待ちわびる春は遠く、未だ木枯らしが此の地を席巻している中、かじかんだ手に息を吹き掛けながら、牛舎から彼女が出てきた。
「やあ」
「え、いつから?」
突然彼が目の前に現れたのだ。
「配達は?」
「今日はもう終わった」
屈託なく笑う彼が、停めたバイクに寄りかかり、寒そうな顔をしてジャンパーの襟を立てた。
「今日は寒かったねえ」
近づきながら彼女が言った。
「ほんとに寒かった。こんな日はバイクだとめげるよね。早く春が来ないかなあ」
「風邪、引かない様に気を付けないと」
薄着の彼を心配そうに見ながら言った。ジャンパーの下は、いつもの薄いトレーナーだったからだ。
「あのさ、ショッピングセンターの横に、新しく喫茶店が出来たんだよ。
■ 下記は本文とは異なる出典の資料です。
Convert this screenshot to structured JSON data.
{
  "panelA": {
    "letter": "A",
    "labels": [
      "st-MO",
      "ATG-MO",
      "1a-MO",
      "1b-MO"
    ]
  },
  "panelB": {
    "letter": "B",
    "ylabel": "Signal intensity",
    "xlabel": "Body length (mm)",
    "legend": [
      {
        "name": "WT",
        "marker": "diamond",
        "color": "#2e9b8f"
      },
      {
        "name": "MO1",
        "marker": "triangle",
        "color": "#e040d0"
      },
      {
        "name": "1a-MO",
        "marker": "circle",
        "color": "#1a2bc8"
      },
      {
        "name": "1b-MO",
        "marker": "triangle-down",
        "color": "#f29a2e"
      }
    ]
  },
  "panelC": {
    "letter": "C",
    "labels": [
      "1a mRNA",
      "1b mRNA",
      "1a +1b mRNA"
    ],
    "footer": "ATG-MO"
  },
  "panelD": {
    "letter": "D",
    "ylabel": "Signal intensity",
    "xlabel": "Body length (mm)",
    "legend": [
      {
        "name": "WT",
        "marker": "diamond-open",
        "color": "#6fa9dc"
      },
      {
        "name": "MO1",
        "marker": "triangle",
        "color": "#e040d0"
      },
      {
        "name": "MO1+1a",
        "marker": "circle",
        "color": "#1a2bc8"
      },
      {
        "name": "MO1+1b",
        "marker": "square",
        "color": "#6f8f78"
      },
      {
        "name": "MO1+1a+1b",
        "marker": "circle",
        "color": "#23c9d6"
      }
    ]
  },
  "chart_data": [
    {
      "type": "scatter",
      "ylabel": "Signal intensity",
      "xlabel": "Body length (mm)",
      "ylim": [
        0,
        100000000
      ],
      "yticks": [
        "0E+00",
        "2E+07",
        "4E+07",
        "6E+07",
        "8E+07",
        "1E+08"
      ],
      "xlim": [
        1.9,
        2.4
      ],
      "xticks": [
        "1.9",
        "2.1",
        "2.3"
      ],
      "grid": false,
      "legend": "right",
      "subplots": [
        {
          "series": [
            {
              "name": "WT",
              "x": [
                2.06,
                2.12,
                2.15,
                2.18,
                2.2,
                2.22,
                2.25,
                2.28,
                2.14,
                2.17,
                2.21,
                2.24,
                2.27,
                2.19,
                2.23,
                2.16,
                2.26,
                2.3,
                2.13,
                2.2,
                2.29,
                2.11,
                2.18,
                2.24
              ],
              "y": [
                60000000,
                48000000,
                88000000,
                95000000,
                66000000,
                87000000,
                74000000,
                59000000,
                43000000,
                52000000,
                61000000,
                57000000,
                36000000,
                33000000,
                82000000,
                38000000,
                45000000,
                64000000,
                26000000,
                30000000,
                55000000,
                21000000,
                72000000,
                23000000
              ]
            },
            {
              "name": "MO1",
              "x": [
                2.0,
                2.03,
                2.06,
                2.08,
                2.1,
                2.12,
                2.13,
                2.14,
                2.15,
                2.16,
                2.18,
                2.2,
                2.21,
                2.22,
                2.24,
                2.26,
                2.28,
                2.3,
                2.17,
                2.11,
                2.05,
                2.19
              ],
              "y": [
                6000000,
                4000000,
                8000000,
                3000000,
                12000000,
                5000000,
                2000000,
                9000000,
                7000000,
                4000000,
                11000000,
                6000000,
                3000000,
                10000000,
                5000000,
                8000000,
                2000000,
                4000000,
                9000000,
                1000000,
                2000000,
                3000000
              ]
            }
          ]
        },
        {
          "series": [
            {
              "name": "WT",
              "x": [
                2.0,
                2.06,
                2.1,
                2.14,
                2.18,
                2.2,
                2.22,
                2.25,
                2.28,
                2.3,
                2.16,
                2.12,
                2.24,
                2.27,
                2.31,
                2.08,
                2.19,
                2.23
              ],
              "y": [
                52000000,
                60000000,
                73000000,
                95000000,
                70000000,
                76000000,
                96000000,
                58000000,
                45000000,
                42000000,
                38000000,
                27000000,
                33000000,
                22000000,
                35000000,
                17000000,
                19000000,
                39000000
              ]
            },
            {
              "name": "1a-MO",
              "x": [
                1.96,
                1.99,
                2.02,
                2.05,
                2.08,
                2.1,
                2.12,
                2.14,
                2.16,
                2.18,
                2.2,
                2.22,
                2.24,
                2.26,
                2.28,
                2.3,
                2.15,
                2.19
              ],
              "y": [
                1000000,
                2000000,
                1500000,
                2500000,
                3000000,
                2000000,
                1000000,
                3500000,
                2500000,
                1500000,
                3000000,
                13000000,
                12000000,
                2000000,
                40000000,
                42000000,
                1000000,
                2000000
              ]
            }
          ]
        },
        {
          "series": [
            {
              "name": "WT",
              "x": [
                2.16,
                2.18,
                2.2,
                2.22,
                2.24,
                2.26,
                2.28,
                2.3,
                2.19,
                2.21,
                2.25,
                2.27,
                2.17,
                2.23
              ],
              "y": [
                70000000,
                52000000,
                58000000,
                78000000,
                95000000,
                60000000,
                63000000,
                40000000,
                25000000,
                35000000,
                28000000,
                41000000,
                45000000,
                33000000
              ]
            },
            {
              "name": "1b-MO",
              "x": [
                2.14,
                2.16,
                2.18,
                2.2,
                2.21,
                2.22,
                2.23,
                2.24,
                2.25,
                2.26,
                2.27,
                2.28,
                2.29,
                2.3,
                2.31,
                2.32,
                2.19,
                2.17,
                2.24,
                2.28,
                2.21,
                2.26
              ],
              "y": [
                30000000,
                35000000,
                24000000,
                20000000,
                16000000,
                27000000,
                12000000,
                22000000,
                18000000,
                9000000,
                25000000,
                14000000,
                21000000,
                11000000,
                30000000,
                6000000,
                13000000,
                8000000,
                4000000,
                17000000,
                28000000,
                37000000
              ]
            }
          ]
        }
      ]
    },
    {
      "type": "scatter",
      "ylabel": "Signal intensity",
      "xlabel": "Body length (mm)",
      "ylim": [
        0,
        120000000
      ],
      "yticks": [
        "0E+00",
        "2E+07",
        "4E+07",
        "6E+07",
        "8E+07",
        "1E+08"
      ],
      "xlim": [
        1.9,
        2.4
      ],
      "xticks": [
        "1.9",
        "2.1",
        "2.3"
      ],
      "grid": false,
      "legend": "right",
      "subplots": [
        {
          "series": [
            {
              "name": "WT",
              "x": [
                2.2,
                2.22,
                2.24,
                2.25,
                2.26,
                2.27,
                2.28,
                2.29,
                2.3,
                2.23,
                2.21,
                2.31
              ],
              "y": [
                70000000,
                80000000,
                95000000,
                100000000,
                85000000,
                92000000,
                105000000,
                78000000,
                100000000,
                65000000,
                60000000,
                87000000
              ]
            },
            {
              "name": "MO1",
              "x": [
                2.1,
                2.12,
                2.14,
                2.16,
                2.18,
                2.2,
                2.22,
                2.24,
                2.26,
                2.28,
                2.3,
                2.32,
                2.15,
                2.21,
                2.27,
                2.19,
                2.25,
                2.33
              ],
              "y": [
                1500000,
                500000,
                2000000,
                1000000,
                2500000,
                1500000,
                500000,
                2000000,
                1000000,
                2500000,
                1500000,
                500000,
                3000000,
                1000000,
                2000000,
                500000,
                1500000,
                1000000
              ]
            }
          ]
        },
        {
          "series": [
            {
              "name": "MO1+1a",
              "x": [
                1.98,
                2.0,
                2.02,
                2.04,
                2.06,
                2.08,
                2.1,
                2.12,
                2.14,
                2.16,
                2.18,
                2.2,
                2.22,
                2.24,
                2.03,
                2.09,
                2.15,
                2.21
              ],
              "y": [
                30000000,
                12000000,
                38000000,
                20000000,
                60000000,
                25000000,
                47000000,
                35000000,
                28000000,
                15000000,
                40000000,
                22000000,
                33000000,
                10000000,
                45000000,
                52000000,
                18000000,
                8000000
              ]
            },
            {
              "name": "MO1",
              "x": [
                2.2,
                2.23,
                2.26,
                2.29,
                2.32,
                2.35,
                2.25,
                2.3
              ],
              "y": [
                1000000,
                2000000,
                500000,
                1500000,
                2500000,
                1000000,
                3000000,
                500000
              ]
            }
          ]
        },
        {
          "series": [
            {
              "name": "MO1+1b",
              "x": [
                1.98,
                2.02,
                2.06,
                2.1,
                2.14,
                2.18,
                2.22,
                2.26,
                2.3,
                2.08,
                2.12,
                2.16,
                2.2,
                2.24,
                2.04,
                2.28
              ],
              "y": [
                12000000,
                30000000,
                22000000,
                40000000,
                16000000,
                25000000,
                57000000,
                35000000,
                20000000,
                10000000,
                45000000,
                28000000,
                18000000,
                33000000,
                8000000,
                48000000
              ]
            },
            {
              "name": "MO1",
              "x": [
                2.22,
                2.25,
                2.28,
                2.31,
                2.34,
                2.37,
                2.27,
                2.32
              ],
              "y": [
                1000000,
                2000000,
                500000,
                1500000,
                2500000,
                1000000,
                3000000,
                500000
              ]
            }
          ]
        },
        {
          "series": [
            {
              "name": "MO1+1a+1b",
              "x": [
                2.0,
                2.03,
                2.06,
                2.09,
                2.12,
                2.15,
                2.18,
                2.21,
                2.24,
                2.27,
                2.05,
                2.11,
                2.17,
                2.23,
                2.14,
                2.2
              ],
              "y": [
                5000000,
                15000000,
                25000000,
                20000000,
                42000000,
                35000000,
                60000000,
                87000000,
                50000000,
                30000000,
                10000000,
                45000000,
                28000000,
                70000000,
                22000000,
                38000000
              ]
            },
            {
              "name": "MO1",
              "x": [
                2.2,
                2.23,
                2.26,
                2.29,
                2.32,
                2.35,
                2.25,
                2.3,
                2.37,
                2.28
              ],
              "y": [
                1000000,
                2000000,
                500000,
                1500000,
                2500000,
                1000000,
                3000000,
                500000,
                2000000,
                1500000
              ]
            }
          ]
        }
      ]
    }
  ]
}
それで、今度、行ってみないか」
初詣以来のお誘いだった。
「うん」
「じゃあ、今度の日曜日、店が開くの十時だから、九時半頃来るよ」
「わかった。待ってる」
「じゃあ、そう言う事で。あ、そう云えば、最近手紙来ないねえ。前はしょっちゅう来てたのにね」
掛けたエンジンを軽く吹かしながら、バイクに跨り、向きを変えている。目で追う彼女が答えた。
「最近、忙しいみたい」
「へー、忙しいんだ友達。寂しいね。何やってる人?」
「隣町で・・・看護師さん」
「あー、じゃあ、大変だ。まあ、その内また来るよ。きっと」
「うん」
「じゃあ、日曜日の九時半にね」
後ろ姿となった彼の左手が上がり、小さくバイバイをしている。
バイクは軽やかな排気音を残し、彼女の視界から消えて行った。
この牛舎に、日曜日は無い・・・
待ち遠しさで募る思いが、時の歩みを遅らせる。それでも、朝に夕にと睨めっこするカレンダーが、少しずつ彼を近づけた。
「妙子、なーにしてるだ。もう、十時だぞ。早く寝んと」
「気にしないで。明日出かけるから、今の内にやっとかないと。ばあちゃん、もう寝なよ。あ、そうそう、玄ちゃんに頼んだから、お昼の仕事」
「ほうか、玄司にか。遅くなるだか?」
「大丈夫だよ、夕方には帰るから」
藁束が積み上がっていく。
日曜日の朝、まだ明けきらない夜明け前、彼女の姿が牛舎に在った。
珍しく止んでいる西風が、牛舎に集う住人の臭いをこの場に漂わせている。
牛糞で一杯になった一輪車を裏庭まで押し転がしてゆくと、三方をコンクリートブロックで仕切られた定位置に、思いっきり挙げた両腕を細かく揺らしながら、一輪車の中身を空けた。何往復しただろう。冬の朝だと云うのに、彼女の額が汗ばんでいる。